Smith, 55, was sentenced to death in March 2006 after a jury voted 10-2 to recommend he be executed.
However, changing interpretations of Florida’s death penalty law have left Smith’s ultimate punishment unsettled for years.
The U.S. Supreme Court found Florida’s application of the death penalty unconstitutional in a 2016 ruling. Subsequent reinterpretations of the law by the Florida Supreme Court caused Smith’s death sentence to be dropped in April 2018 and then reinstated again in April 2020.
But another precedent impacting Smith’s case was established in November 2020, when the Florida Supreme Court ruled in State v. Okafor and State v. Jackson that previously vacated death sentences cannot be retroactively reinstated.
“We realize that resentencing in a capital case is time-consuming and costly, all at the public’s expense,” justices wrote in the Okafor case. “These considerations, however compelling, do not give us license to exceed the legal constraints on our authority.”

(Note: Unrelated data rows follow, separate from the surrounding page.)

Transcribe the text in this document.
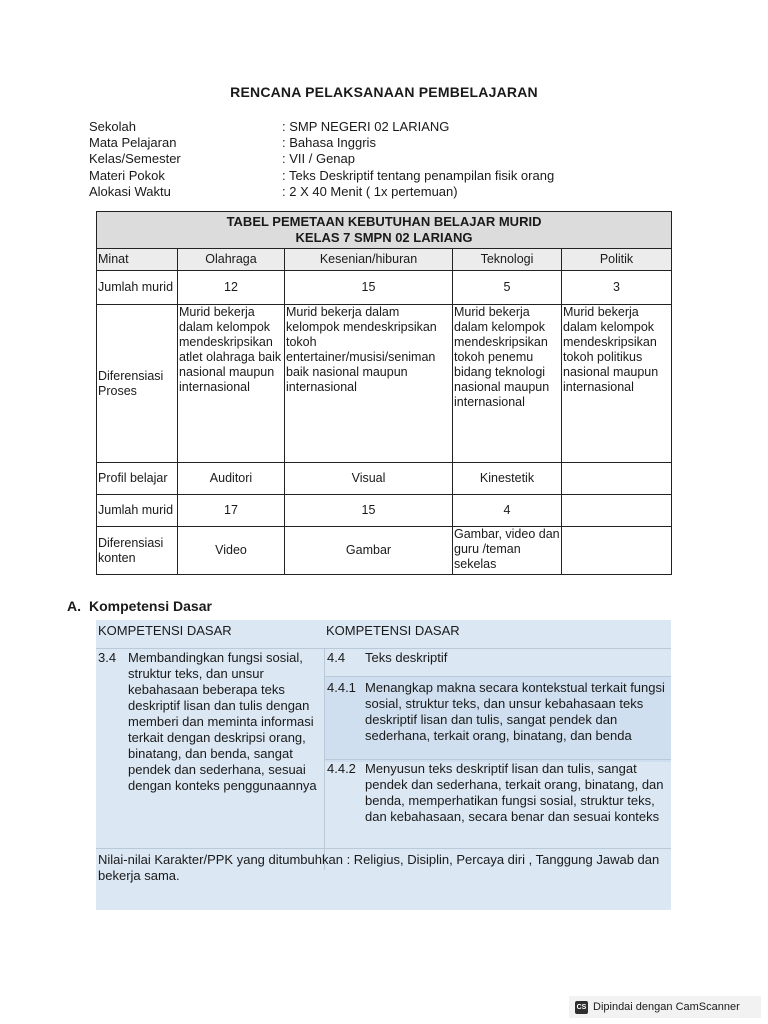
RENCANA PELAKSANAAN PEMBELAJARAN
Sekolah	: SMP NEGERI 02 LARIANG
Mata Pelajaran	: Bahasa Inggris
Kelas/Semester	: VII / Genap
Materi Pokok	: Teks Deskriptif tentang penampilan fisik orang
Alokasi Waktu	: 2 X 40 Menit ( 1x pertemuan)
TABEL PEMETAAN KEBUTUHAN BELAJAR MURID
KELAS 7 SMPN 02 LARIANG				

Minat	Olahraga	Kesenian/hiburan	Teknologi	Politik
Jumlah murid	12	15	5	3
Diferensiasi Proses	Murid bekerja dalam kelompok mendeskripsikan atlet olahraga baik nasional maupun internasional	Murid bekerja dalam kelompok mendeskripsikan tokoh entertainer/musisi/seniman baik nasional maupun internasional	Murid bekerja dalam kelompok mendeskripsikan tokoh penemu bidang teknologi nasional maupun internasional	Murid bekerja dalam kelompok mendeskripsikan tokoh politikus nasional maupun internasional
Profil belajar	Auditori	Visual	Kinestetik	
Jumlah murid	17	15	4	
Diferensiasi konten	Video	Gambar	Gambar, video dan guru /teman sekelas	
A. Kompetensi Dasar
KOMPETENSI DASAR	KOMPETENSI DASAR
3.4 Membandingkan fungsi sosial, struktur teks, dan unsur kebahasaan beberapa teks deskriptif lisan dan tulis dengan memberi dan meminta informasi terkait dengan deskripsi orang, binatang, dan benda, sangat pendek dan sederhana, sesuai dengan konteks penggunaannya
4.4	Teks deskriptif
4.4.1 Menangkap makna secara kontekstual terkait fungsi sosial, struktur teks, dan unsur kebahasaan teks deskriptif lisan dan tulis, sangat pendek dan sederhana, terkait orang, binatang, dan benda
4.4.2 Menyusun teks deskriptif lisan dan tulis, sangat pendek dan sederhana, terkait orang, binatang, dan benda, memperhatikan fungsi sosial, struktur teks, dan kebahasaan, secara benar dan sesuai konteks
Nilai-nilai Karakter/PPK yang ditumbuhkan : Religius, Disiplin, Percaya diri , Tanggung Jawab dan bekerja sama.
CS Dipindai dengan CamScanner
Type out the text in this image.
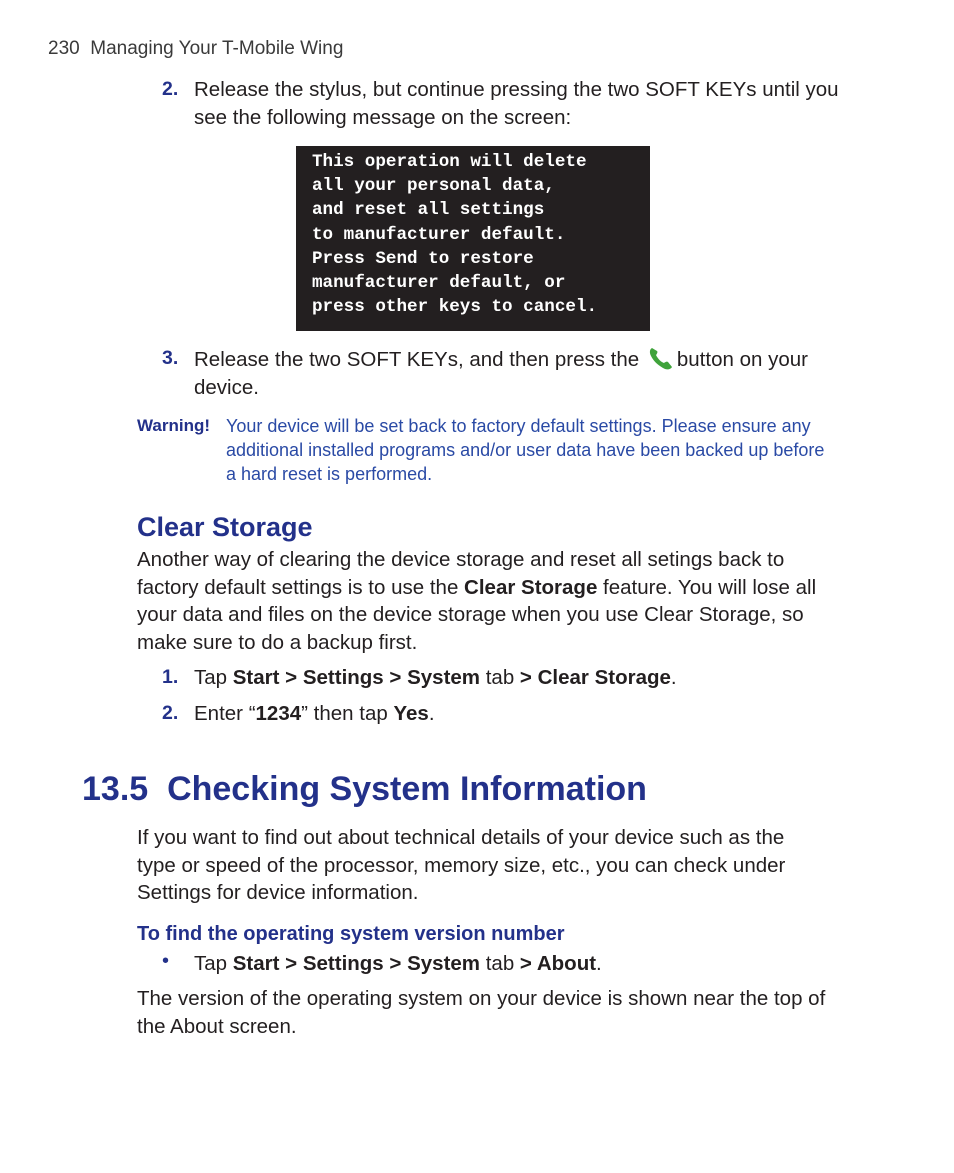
230 Managing Your T-Mobile Wing
2. Release the stylus, but continue pressing the two SOFT KEYs until you
see the following message on the screen:
This operation will delete
all your personal data,
and reset all settings
to manufacturer default.
Press Send to restore
manufacturer default, or
press other keys to cancel.
3. Release the two SOFT KEYs, and then press the button on your
device.
Warning! Your device will be set back to factory default settings. Please ensure any
additional installed programs and/or user data have been backed up before
a hard reset is performed.
Clear Storage
Another way of clearing the device storage and reset all setings back to
factory default settings is to use the Clear Storage feature. You will lose all
your data and files on the device storage when you use Clear Storage, so
make sure to do a backup first.
1. Tap Start > Settings > System tab > Clear Storage.
2. Enter “1234” then tap Yes.
13.5  Checking System Information
If you want to find out about technical details of your device such as the
type or speed of the processor, memory size, etc., you can check under
Settings for device information.
To find the operating system version number
• Tap Start > Settings > System tab > About.
The version of the operating system on your device is shown near the top of
the About screen.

Based on the 2020 rulings, the Florida Supreme Court and attorney general’s office agreed that Smith should also be resentenced for his crime.
“While the State feels that it is patently unjust for a resentencing to be required under the circumstances and the State has concerns about the impact of the decision on a trial court’s traditional power to reconsider its prior rulings, the State acknowledges Jackson and Okafor are controlling precedent in this case,” Assistant Attorney General Christina Pacheco wrote in a March court filing.
“Accordingly, this case should be remanded to the trial court to conduct a capital resentencing.”
Smith’s murder conviction will remain in place during the new proceedings, and only the “penalty phase” of the trial will be revisited.